THE VALUE OF SOVEREIGNTY IN MR. BROWN'S GARDEN, EXHIBITION AT THE INTEROCEANIC CANAL MUSEUM

The photographic exhibition of the American Tova Katzman leads the viewer to question the limits that mark the territory we inhabit.

March 16, 2026
Arjona, Esther María
By Arjona, Esther María
THE VALUE OF SOVEREIGNTY IN MR. BROWN'S GARDEN, EXHIBITION AT THE INTEROCEANIC CANAL MUSEUM
Exhibition Hall photos. Courtesy of Museo del Canal

While ships loaded with goods cross the Panama Canal incessantly, Anselmo González Brown's life passes in complete calm. Mr. Brown, an Afro-Caribbean man, occupied, after the reversion of the interoceanic waterway, a vacant lot in the community of Diablo. There, in the face of the frenetic maritime traffic demanded by the immediacy of world trade, a refuge of medicinal plants and fruit trees grew. A territory of "personal sovereignty".

 

Mr. Brown's Garden, a photographic exhibition by the artist Tova Katzman, brings together an audiovisual archive (2017-2025) that documents the day-to-day life of this character who, despite the changes and evolution of the world, keeps this space in which he maintains his way of life, respecting his territory and his heritage.

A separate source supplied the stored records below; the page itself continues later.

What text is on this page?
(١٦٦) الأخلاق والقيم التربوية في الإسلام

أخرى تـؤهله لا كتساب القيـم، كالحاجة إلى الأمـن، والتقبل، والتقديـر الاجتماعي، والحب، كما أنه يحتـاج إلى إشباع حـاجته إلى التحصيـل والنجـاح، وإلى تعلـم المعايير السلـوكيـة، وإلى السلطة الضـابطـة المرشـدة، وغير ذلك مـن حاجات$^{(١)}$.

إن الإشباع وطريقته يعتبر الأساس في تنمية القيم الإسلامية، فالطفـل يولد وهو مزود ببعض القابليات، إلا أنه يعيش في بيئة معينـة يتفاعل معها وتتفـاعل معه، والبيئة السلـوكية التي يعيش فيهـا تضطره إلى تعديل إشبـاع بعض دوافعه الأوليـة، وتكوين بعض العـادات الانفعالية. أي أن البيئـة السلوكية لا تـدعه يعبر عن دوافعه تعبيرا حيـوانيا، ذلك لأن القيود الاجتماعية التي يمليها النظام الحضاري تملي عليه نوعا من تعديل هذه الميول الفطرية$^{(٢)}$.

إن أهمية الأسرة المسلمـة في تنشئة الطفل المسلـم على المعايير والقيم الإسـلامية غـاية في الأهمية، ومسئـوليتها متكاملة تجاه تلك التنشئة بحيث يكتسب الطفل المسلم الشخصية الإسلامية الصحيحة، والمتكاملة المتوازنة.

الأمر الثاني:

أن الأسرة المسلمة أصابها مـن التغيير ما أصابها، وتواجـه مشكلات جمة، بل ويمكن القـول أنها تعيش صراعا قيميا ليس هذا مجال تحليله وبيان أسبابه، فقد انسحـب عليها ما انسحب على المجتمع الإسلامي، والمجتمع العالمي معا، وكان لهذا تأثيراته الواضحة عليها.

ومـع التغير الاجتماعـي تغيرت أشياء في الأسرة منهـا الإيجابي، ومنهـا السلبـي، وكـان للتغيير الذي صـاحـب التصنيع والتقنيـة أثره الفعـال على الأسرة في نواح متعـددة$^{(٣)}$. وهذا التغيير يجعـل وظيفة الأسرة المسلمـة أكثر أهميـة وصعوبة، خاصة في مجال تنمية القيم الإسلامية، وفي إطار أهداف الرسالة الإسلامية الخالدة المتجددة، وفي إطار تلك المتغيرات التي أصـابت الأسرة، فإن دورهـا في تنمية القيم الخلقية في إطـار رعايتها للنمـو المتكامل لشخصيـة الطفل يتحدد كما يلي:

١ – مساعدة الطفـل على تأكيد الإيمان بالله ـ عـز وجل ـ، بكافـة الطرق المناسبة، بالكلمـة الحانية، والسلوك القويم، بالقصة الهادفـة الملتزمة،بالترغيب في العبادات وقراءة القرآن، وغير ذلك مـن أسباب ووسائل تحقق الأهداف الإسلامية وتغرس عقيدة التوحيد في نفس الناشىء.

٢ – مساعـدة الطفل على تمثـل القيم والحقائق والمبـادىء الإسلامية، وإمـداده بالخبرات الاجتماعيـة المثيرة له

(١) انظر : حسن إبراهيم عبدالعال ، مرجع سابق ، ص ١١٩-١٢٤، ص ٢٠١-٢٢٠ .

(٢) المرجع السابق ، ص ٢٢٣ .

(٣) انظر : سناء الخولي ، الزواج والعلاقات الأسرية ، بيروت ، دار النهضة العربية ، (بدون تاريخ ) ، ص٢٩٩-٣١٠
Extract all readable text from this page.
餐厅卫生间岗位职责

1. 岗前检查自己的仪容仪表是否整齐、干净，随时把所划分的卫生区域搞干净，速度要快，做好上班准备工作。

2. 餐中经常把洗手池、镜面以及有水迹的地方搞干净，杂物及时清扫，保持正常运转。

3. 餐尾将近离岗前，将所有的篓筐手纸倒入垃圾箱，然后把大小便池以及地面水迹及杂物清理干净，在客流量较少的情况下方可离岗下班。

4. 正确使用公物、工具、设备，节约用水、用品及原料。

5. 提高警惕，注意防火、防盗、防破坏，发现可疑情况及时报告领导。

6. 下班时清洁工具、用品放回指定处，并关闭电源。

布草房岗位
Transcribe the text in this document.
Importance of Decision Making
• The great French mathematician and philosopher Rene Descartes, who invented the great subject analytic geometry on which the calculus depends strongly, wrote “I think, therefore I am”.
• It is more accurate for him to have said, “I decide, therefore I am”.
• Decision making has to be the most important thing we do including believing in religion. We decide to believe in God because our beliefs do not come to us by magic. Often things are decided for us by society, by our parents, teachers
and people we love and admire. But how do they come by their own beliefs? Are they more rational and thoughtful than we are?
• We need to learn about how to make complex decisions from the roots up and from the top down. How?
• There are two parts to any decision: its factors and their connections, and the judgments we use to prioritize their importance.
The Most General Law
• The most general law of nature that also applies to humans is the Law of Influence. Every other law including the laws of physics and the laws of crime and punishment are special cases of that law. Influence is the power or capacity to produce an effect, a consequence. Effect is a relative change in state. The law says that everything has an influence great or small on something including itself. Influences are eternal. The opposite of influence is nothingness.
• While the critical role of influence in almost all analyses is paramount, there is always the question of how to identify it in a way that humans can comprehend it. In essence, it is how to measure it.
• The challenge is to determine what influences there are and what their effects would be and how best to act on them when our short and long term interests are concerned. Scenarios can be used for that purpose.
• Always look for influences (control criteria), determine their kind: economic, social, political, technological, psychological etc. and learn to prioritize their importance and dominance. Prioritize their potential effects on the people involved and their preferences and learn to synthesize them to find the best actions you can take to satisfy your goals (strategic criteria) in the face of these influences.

The exhibition is structured around the short film The Bittersweet Life of Mr. Brown, photographs and verses by the poet Shyanne Figueroa Bennet, which contrasts the accelerated transit of the Canal in front of the place of contemplation in which the camera must wait patiently for the light to do its work. 

 

Its curator, Román Flórez M., states that "in this exhibition Katzman's photographic archive and Mr. Brown's botanical archive show us with subtlety some of the symbolic limits that still divide the territory and memory of the country today". He considers the visit to this exhibition as "an opportunity to reflect on our connection with nature, life in the old Canal Zone and the ways in which we approach those territories today".

For the photographer, this medicinal garden in front of the Panama Canal represents "a space of transgression and encounter, without rules or fences".

 

Tova Katzman is a photographer and video artist originally from Massachusetts, with a Master of Fine Arts from the University of Texas at Austin. His work is grounded in human geography, loss, the built environment, and body research around bodies of water.